Okula adapte olmakta zorlanan ya da okul fobisi gözlenen çocuklar genellikle ebeveynleri tarafından çok korunmuşlardır ve anneye aşırı bağımlılıkları vardır. Her adımda annesinin onayını bekler ve annenin yokluğunda kaygı yaşarlar. Anne ve baba da çocukla ilişkisinde karşı aşırı verici ve korumacı bir tutum takınır, çocuğun yapabileceği birçok şeyi onun adına yapar ve çocuğun problemlerini onlar çözer. Anne ve baba aynı zamanda çocuğun başına kötü bir şey gelmesinden, okulda arkadaşları tarafından zarar görmesinden korkar, sıkıntılı ve gergindir. Böyle bir tutumla yetişen çocuk pasif ve bağımlı bir kişilik geliştirdiğinden okulda sosyal bir ortamın içine girmekten ve insanlarla ilişkilerde yaşanabilecek sorunlardan kaçma eğilimi gösterir. Anne ve babasının endişesini fark eder ve bu da çocuğun okula adaptasyon sürecini daha da uzatır.

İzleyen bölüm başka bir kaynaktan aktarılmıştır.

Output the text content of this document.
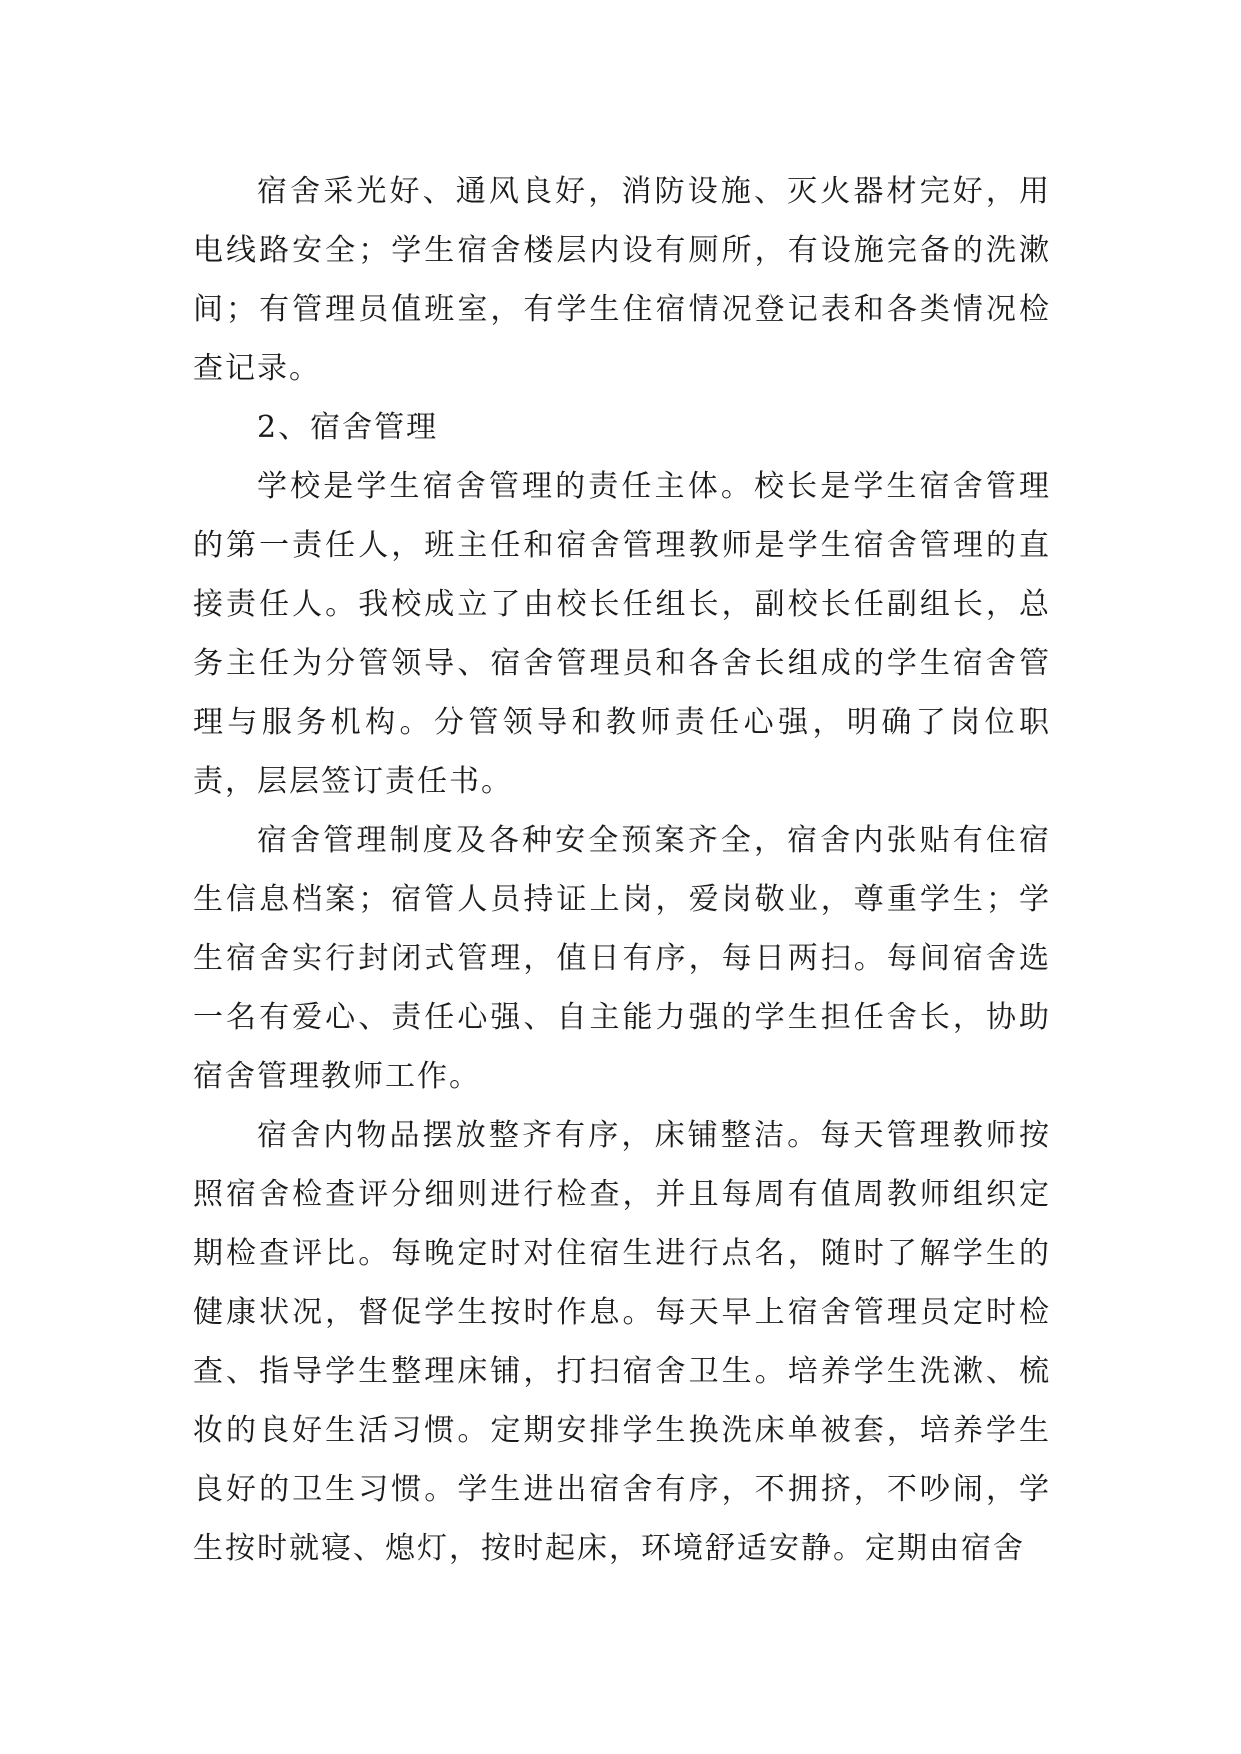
宿舍采光好、通风良好，消防设施、灭火器材完好，用电线路安全；学生宿舍楼层内设有厕所，有设施完备的洗漱间；有管理员值班室，有学生住宿情况登记表和各类情况检查记录。

2、宿舍管理

学校是学生宿舍管理的责任主体。校长是学生宿舍管理的第一责任人，班主任和宿舍管理教师是学生宿舍管理的直接责任人。我校成立了由校长任组长，副校长任副组长，总务主任为分管领导、宿舍管理员和各舍长组成的学生宿舍管理与服务机构。分管领导和教师责任心强，明确了岗位职责，层层签订责任书。

宿舍管理制度及各种安全预案齐全，宿舍内张贴有住宿生信息档案；宿管人员持证上岗，爱岗敬业，尊重学生；学生宿舍实行封闭式管理，值日有序，每日两扫。每间宿舍选一名有爱心、责任心强、自主能力强的学生担任舍长，协助宿舍管理教师工作。

宿舍内物品摆放整齐有序，床铺整洁。每天管理教师按照宿舍检查评分细则进行检查，并且每周有值周教师组织定期检查评比。每晚定时对住宿生进行点名，随时了解学生的健康状况，督促学生按时作息。每天早上宿舍管理员定时检查、指导学生整理床铺，打扫宿舍卫生。培养学生洗漱、梳妆的良好生活习惯。定期安排学生换洗床单被套，培养学生良好的卫生习惯。学生进出宿舍有序，不拥挤，不吵闹，学生按时就寝、熄灯，按时起床，环境舒适安静。定期由宿舍
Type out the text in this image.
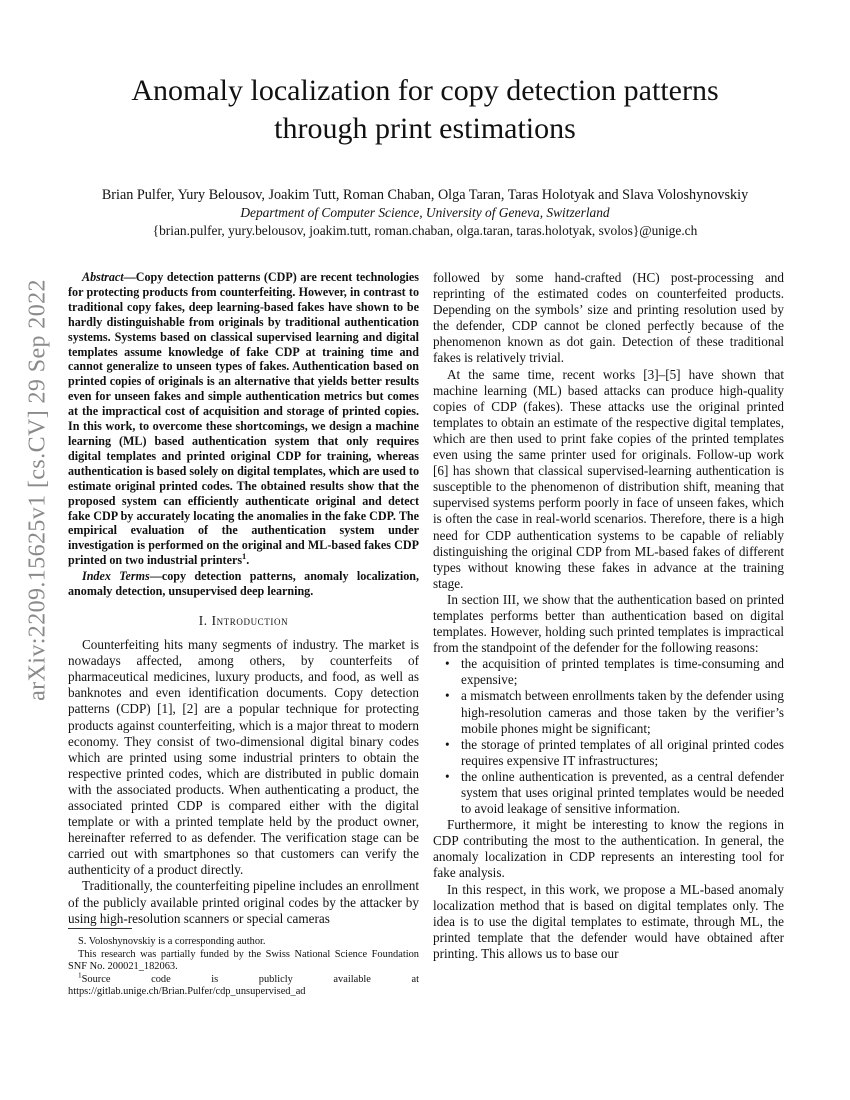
arXiv:2209.15625v1 [cs.CV] 29 Sep 2022
Anomaly localization for copy detection patterns
through print estimations
Brian Pulfer, Yury Belousov, Joakim Tutt, Roman Chaban, Olga Taran, Taras Holotyak and Slava Voloshynovskiy
Department of Computer Science, University of Geneva, Switzerland
{brian.pulfer, yury.belousov, joakim.tutt, roman.chaban, olga.taran, taras.holotyak, svolos}@unige.ch

Abstract—Copy detection patterns (CDP) are recent technologies for protecting products from counterfeiting. However, in contrast to traditional copy fakes, deep learning-based fakes have shown to be hardly distinguishable from originals by traditional authentication systems. Systems based on classical supervised learning and digital templates assume knowledge of fake CDP at training time and cannot generalize to unseen types of fakes. Authentication based on printed copies of originals is an alternative that yields better results even for unseen fakes and simple authentication metrics but comes at the impractical cost of acquisition and storage of printed copies. In this work, to overcome these shortcomings, we design a machine learning (ML) based authentication system that only requires digital templates and printed original CDP for training, whereas authentication is based solely on digital templates, which are used to estimate original printed codes. The obtained results show that the proposed system can efficiently authenticate original and detect fake CDP by accurately locating the anomalies in the fake CDP. The empirical evaluation of the authentication system under investigation is performed on the original and ML-based fakes CDP printed on two industrial printers$^1$.

Index Terms—copy detection patterns, anomaly localization, anomaly detection, unsupervised deep learning.

I. Introduction

Counterfeiting hits many segments of industry. The market is nowadays affected, among others, by counterfeits of pharmaceutical medicines, luxury products, and food, as well as banknotes and even identification documents. Copy detection patterns (CDP) [1], [2] are a popular technique for protecting products against counterfeiting, which is a major threat to modern economy. They consist of two-dimensional digital binary codes which are printed using some industrial printers to obtain the respective printed codes, which are distributed in public domain with the associated products. When authenticating a product, the associated printed CDP is compared either with the digital template or with a printed template held by the product owner, hereinafter referred to as defender. The verification stage can be carried out with smartphones so that customers can verify the authenticity of a product directly.

Traditionally, the counterfeiting pipeline includes an enrollment of the publicly available printed original codes by the attacker by using high-resolution scanners or special cameras

followed by some hand-crafted (HC) post-processing and reprinting of the estimated codes on counterfeited products. Depending on the symbols’ size and printing resolution used by the defender, CDP cannot be cloned perfectly because of the phenomenon known as dot gain. Detection of these traditional fakes is relatively trivial.

At the same time, recent works [3]–[5] have shown that machine learning (ML) based attacks can produce high-quality copies of CDP (fakes). These attacks use the original printed templates to obtain an estimate of the respective digital templates, which are then used to print fake copies of the printed templates even using the same printer used for originals. Follow-up work [6] has shown that classical supervised-learning authentication is susceptible to the phenomenon of distribution shift, meaning that supervised systems perform poorly in face of unseen fakes, which is often the case in real-world scenarios. Therefore, there is a high need for CDP authentication systems to be capable of reliably distinguishing the original CDP from ML-based fakes of different types without knowing these fakes in advance at the training stage.

In section III, we show that the authentication based on printed templates performs better than authentication based on digital templates. However, holding such printed templates is impractical from the standpoint of the defender for the following reasons:

• the acquisition of printed templates is time-consuming and expensive;
• a mismatch between enrollments taken by the defender using high-resolution cameras and those taken by the verifier’s mobile phones might be significant;
• the storage of printed templates of all original printed codes requires expensive IT infrastructures;
• the online authentication is prevented, as a central defender system that uses original printed templates would be needed to avoid leakage of sensitive information.

Furthermore, it might be interesting to know the regions in CDP contributing the most to the authentication. In general, the anomaly localization in CDP represents an interesting tool for fake analysis.

In this respect, in this work, we propose a ML-based anomaly localization method that is based on digital templates only. The idea is to use the digital templates to estimate, through ML, the printed template that the defender would have obtained after printing. This allows us to base our

S. Voloshynovskiy is a corresponding author.

This research was partially funded by the Swiss National Science Foundation SNF No. 200021_182063.

$^1$Source code is publicly available at https://gitlab.unige.ch/Brian.Pulfer/cdp_unsupervised_ad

Tüm bunların yanında çocuğun içinde bulunduğu yaşam koşulları da değerlendirilmelidir. Aileden birinin ciddi bir hastalığının olması ya da yakın zamanda yaşanan bir kayıp çocuğun güven duygusunu yitirmesine neden olmuş olabilir. Böyle bir durum karşısında tüm sevdiklerini kaybedeceği korkusunu yaşayabilir.
Peki bu süreci kolaylaştırmak için neler yapılabilir?
Anne ve babanın her şeyden önce anlayışlı ve sabırlı olması, çocuğun okula gitmek istememe nedenleri hakkında çocukla konuşması ve kaygılandığı konularda onu rahatlatması önemlidir. Anne ve baba çocuğa kendi hayatından örnekler verebilir, ilk okul deneyimini ve onun da neden okula gitmesi gerektiğini anlatabilir. Çocuk asla okulla korkutulmamalı ve gitmek istemediği için suçlanmamalıdır. Tüm bunların yanında ebeveyn okul gitme ve kurallar konusunda esneklik göstermemeli, kararlı olmalıdır. Okula gelindiğinde vedalaşma sırasında törensel davranışlar kısa tutulmalıdır. Çocuğun okula bağımlı olduğu ebeveyn yerine başkasıyla ya da servisle gitmesi de bu süreci kolaylaştıracaktır.
Çocuklar, anne ve babaların duygularını anlamakta zorlanmazlar. Bu yüzden ebeveynlerin rahat olması ve çocuğa karşı ortak bir tutum sergilemesi önemlidir. Okul, çocuğun ailesi dışında girdiği ilk sosyal ortamdır ve özel bir deneyimdir.